I’m not quite sure when it happened, but somewhere between my childhood and early teenage years I stopped believing that I was capable of doing anything. We all did. Knowing better overruled my sense of creativity and ability to imagine any possible combination of outcomes.
Last night I sat next to my best friend of 24 years, on the floor of her Los Feliz apartment. Each with a computer on our lap, we wrote our stories. I remember when we used to sit together and, instead of just creating fictional characters, we were those characters. Our imaginations transported us like a time machine to wherever we wanted to go, as whoever we wanted to be.
I can recall being a shopkeeper – and a damn good one at that – at age 5. Kate and I would block off the kitchen and charge our parents a nickel every time they wanted something out of the fridge. In retrospect, we were genius. Back then, we weren’t intentionally manipulative or greedy money makers. No. We were just doing our jobs - because after all, we were shopkeepers. And it was awesome.
So what happened? When did we lose that ability? I’d give my right foot to really be a shopkeeper, or a German tourist as we would sometimes pretend, or whatever I wanted to be at any given moment.
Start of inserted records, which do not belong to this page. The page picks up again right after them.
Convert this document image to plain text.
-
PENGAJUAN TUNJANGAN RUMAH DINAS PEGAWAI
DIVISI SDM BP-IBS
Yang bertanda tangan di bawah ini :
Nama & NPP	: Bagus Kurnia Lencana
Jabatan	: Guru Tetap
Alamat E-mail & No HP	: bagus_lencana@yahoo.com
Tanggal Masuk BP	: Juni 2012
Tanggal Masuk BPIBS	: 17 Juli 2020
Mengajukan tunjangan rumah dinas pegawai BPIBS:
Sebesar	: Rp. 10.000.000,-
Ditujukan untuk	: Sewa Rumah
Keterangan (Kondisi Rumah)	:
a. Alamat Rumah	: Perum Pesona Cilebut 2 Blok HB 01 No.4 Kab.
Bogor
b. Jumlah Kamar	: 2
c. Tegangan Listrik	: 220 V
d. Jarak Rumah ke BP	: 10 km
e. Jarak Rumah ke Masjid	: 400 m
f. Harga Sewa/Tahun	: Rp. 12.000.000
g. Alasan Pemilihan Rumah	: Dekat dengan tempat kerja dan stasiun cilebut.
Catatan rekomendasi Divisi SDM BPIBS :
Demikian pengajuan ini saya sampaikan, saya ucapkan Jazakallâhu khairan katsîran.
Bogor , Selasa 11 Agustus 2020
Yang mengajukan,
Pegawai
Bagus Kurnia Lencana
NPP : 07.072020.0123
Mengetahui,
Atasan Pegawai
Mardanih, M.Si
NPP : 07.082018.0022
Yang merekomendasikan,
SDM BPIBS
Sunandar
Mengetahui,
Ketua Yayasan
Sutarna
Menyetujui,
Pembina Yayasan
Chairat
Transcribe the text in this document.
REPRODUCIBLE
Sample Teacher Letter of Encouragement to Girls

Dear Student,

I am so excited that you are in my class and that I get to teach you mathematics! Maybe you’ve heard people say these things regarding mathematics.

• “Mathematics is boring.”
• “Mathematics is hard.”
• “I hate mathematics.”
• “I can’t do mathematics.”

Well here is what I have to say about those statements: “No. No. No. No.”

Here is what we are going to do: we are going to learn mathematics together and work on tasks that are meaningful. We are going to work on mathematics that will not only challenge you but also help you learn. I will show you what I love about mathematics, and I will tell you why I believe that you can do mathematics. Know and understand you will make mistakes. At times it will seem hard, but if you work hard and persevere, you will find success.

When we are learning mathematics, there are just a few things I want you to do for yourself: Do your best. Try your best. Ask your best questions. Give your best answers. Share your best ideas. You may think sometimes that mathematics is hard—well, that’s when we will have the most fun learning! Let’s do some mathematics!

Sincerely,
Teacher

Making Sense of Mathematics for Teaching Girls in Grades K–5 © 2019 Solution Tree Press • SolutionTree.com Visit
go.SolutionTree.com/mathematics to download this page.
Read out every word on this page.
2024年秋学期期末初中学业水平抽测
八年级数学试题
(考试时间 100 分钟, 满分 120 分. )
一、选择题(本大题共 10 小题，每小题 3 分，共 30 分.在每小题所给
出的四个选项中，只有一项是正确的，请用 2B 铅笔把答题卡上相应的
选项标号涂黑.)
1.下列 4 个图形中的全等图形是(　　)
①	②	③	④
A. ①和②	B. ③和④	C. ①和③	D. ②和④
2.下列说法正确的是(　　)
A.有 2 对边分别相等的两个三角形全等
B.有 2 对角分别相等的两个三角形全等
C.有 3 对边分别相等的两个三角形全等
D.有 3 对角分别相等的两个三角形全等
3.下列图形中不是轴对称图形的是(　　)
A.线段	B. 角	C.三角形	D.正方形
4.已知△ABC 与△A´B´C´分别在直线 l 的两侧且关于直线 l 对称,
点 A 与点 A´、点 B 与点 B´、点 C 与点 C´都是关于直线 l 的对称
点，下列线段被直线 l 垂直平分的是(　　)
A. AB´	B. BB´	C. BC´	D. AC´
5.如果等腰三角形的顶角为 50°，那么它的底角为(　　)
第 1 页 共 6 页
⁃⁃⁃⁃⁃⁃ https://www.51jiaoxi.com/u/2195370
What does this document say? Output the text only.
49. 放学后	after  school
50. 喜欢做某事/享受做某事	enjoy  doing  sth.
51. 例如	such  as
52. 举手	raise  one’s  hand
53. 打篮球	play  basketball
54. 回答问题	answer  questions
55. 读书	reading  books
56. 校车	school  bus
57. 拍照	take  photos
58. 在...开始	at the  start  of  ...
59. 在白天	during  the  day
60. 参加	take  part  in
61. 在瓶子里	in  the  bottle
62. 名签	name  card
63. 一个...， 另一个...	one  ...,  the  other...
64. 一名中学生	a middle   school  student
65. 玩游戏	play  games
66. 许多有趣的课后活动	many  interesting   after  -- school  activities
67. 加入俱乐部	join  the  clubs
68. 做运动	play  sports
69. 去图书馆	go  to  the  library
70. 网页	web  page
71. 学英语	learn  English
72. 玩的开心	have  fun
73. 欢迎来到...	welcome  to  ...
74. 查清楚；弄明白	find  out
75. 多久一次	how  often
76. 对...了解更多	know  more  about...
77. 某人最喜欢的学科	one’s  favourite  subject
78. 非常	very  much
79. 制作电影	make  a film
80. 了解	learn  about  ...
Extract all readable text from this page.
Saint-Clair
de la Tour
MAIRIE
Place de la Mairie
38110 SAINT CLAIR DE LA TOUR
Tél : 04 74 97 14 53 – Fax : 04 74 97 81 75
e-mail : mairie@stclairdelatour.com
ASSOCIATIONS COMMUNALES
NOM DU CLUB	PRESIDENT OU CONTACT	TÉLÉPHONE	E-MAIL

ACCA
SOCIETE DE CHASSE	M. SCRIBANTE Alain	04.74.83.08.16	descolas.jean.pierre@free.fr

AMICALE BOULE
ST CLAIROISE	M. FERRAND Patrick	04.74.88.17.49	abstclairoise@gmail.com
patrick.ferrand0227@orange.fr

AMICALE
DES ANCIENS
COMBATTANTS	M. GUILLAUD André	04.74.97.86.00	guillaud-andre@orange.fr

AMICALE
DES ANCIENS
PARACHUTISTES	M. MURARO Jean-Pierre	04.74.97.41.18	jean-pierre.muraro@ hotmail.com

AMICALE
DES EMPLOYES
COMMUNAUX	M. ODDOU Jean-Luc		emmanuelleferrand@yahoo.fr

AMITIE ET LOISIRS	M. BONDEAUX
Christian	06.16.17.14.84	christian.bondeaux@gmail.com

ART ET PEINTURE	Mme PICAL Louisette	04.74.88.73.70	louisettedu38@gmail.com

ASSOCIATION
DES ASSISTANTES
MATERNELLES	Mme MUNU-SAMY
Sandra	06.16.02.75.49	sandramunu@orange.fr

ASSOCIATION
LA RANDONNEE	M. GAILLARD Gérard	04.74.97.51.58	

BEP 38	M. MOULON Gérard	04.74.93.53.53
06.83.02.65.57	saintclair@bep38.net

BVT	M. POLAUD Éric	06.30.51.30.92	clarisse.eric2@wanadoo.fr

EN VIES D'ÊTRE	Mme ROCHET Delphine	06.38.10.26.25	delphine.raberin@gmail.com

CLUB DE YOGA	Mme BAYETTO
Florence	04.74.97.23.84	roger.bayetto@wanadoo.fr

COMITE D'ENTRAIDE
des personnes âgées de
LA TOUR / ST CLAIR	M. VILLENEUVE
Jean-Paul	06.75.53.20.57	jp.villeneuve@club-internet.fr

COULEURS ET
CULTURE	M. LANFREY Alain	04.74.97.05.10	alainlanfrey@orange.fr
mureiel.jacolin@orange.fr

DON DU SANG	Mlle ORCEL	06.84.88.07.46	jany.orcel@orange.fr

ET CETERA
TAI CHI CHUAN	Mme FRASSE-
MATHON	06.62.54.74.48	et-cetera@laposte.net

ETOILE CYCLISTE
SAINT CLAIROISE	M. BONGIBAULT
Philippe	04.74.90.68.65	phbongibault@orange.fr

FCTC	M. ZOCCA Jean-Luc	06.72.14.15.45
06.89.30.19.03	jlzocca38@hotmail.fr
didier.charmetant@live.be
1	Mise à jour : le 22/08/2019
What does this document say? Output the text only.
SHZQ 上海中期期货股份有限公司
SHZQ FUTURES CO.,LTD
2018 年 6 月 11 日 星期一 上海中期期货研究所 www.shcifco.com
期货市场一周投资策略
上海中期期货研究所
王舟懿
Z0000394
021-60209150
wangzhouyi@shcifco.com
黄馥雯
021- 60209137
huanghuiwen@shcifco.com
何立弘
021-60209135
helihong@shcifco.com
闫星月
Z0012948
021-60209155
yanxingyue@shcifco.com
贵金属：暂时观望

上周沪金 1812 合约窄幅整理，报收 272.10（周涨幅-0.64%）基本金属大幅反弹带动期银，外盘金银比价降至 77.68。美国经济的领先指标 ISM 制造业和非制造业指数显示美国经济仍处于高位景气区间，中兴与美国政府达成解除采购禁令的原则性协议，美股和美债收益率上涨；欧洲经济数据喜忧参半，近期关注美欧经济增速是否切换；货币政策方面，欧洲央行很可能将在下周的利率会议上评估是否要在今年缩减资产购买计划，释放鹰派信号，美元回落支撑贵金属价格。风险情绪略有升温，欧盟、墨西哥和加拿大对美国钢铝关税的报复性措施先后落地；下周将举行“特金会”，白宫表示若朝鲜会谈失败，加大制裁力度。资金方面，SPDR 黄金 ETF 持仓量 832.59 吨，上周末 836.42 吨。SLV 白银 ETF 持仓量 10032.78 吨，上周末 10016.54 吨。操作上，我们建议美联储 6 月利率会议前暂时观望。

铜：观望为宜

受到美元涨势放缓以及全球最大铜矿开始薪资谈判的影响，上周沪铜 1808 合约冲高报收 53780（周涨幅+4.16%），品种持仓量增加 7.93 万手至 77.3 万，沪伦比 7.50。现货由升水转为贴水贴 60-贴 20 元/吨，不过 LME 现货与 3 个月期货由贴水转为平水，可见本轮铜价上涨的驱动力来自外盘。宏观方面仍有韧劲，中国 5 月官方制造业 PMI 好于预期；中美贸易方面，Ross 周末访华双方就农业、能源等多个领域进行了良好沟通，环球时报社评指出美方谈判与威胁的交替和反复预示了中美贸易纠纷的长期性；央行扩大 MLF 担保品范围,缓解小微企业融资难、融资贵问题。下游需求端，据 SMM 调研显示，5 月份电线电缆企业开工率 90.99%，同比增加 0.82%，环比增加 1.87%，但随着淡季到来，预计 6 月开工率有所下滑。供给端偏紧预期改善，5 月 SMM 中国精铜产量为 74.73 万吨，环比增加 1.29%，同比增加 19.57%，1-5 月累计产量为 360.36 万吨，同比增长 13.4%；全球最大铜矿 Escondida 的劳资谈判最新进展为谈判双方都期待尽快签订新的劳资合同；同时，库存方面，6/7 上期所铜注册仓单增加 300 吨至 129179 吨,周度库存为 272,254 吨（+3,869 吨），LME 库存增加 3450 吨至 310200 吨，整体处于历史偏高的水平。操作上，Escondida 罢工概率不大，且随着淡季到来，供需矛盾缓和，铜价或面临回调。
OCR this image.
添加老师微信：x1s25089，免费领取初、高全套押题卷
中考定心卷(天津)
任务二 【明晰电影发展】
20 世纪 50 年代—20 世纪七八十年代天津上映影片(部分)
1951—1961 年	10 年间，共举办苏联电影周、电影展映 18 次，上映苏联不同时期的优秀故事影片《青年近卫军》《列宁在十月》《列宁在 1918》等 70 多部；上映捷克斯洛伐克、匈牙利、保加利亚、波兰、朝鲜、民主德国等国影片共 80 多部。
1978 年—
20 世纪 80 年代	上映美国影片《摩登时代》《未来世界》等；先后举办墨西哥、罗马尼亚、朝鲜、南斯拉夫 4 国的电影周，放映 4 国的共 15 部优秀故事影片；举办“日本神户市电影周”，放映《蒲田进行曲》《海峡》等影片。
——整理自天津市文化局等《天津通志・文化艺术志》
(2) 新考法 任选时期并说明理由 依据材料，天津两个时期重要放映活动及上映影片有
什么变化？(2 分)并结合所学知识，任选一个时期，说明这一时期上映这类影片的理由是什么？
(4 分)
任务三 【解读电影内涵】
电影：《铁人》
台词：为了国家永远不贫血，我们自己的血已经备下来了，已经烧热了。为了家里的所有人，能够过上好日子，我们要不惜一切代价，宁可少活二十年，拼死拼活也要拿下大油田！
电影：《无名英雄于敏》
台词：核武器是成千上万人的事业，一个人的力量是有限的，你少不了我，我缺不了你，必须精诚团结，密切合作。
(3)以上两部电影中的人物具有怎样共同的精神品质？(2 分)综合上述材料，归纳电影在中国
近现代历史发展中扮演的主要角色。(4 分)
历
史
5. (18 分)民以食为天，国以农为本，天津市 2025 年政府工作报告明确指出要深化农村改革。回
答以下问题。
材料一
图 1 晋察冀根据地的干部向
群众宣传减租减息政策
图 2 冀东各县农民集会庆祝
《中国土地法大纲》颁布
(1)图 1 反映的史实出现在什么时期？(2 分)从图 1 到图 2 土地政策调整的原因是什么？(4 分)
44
It takes a few glasses of Jack to take me there now. Joking. Maybe.
Nostalgia is a weird thing. It was once described as a form of melancholy, a painful yearning for the past. After the initial joy of recalling a particular memory, all I can think about is how far removed from it I am today. Eckhart Tolle would be waving his finger at me now. Nostalgia is the biggest enemy of living in the moment, because life moves on around you while you’re stuck reminiscing about the past. But while I long to be back in a stagnant memory, I paradoxically love change and maturation. I just wish I could figure out how to love this moment as much as I’ll love recalling it.